The agreement sets out obligations for online platforms to assess the risk that their services could be misused for the dissemination of child sexual abuse material (CSAM) or for grooming, and it empowers national authorities to order the removal or blocking of illegal content. It also confirms the creation of a new EU agency (the EU Centre on Child Sexual Abuse) to support implementation, maintain a central database of verified CSAM indicators, and channel reports to Europol and national law enforcement.

The Council text introduced three risk categories for online services allowing proportional obligations, particularly for high-risk platforms, which could be required to contribute to the development of mitigation technologies. Victims would be able to request the removal or disabling of content depicting them, with the EU Centre checking whether providers comply. The Council also decided to make permanent the existing temporary regime (which would otherwise expire in April 2026) that allows providers to voluntarily scan for CSAM.

From mandatory detection orders to a softening approach

This shift was closely linked to political developments in the Danish Council Presidency.

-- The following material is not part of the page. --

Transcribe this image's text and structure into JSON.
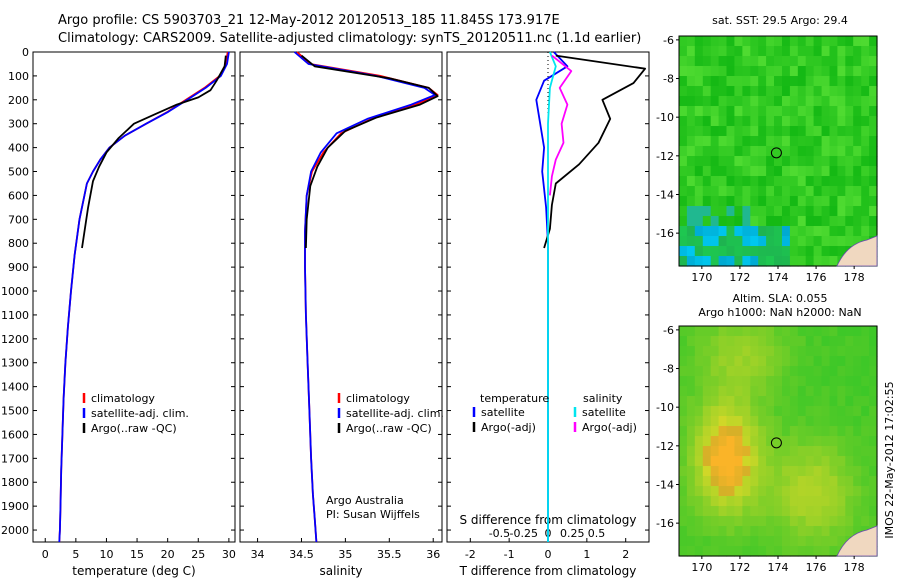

Earlier in the year, Denmark had attempted to revive mandatory detection orders, even for end-to-end encrypted services, as foreseen in the Commission’s 2022 proposal. Strong opposition from several Member States, coupled with concerns about compatibility with EU data-protection rules and the risk of mass surveillance, made an agreement in the Council impossible. In particular, the German government and the German Lawyer Association expressed their concerns regarding the introduction of mandatory CSAM detection orders for online platforms, including services protected by end-to-end encryption. In autumn 2025, Denmark had formally abandoned the push for mandatory scanning and steered the Council toward a compromise centred on voluntary detection and risk-mitigation obligations.

The Council’s position also brought the file back full circle to the Commission’s original proposal of May 2022, which had been framed as a response to the rapid growth of online CSAM and the inadequacy of the voluntary-only system in place at the time. As reported by eucrim (→ eucrim 2/2022, 91-92), the 2022 draft regulation was conceived as a comprehensive framework combining two elements:

  • Obligations for providers to detect, report, remove, and block CSAM;
  • The establishment of the EU Centre as a decentralised agency providing verified indicators, technological support, and operational coordination.

However, the detection-order mechanism at the heart of the original proposal quickly became the focal point of intense criticism, with NGOs, academics, privacy advocates, and several Member States warning that it risked creating a de facto system of blanket communications surveillance, including within encrypted channels (→eucrim 1/2023, 13-14).

Next steps

The Council’s 2025 position reflects this debate. It preserves the structural elements of the 2022 proposal – risk assessment, risk mitigation, removal orders, oversight mechanisms, and the EU Centre – while deliberately excluding mandatory detection orders. The latter is in conflict with the Commission's and European Parliament's position (the EP had already adopted its position in 2023 (→eucrim 3/2023, 246)). However trilogue negotiations started on 9 December 2025.

In parallel, on 19 December 2025, the Commission tabled a proposal to extend the interim regulation governing the voluntary control of child abuse content (due to expire on 3 April 2026) until 3 April 2028.

The Commission proposal for long-term rules to prevent and combat child abuse is currently one of the most controversial legislative dossiers in Brussels in the area of justice and home affairs. The European Parliamentary Research Service (EPRS) monitors the debate and regularly updates on the different positions.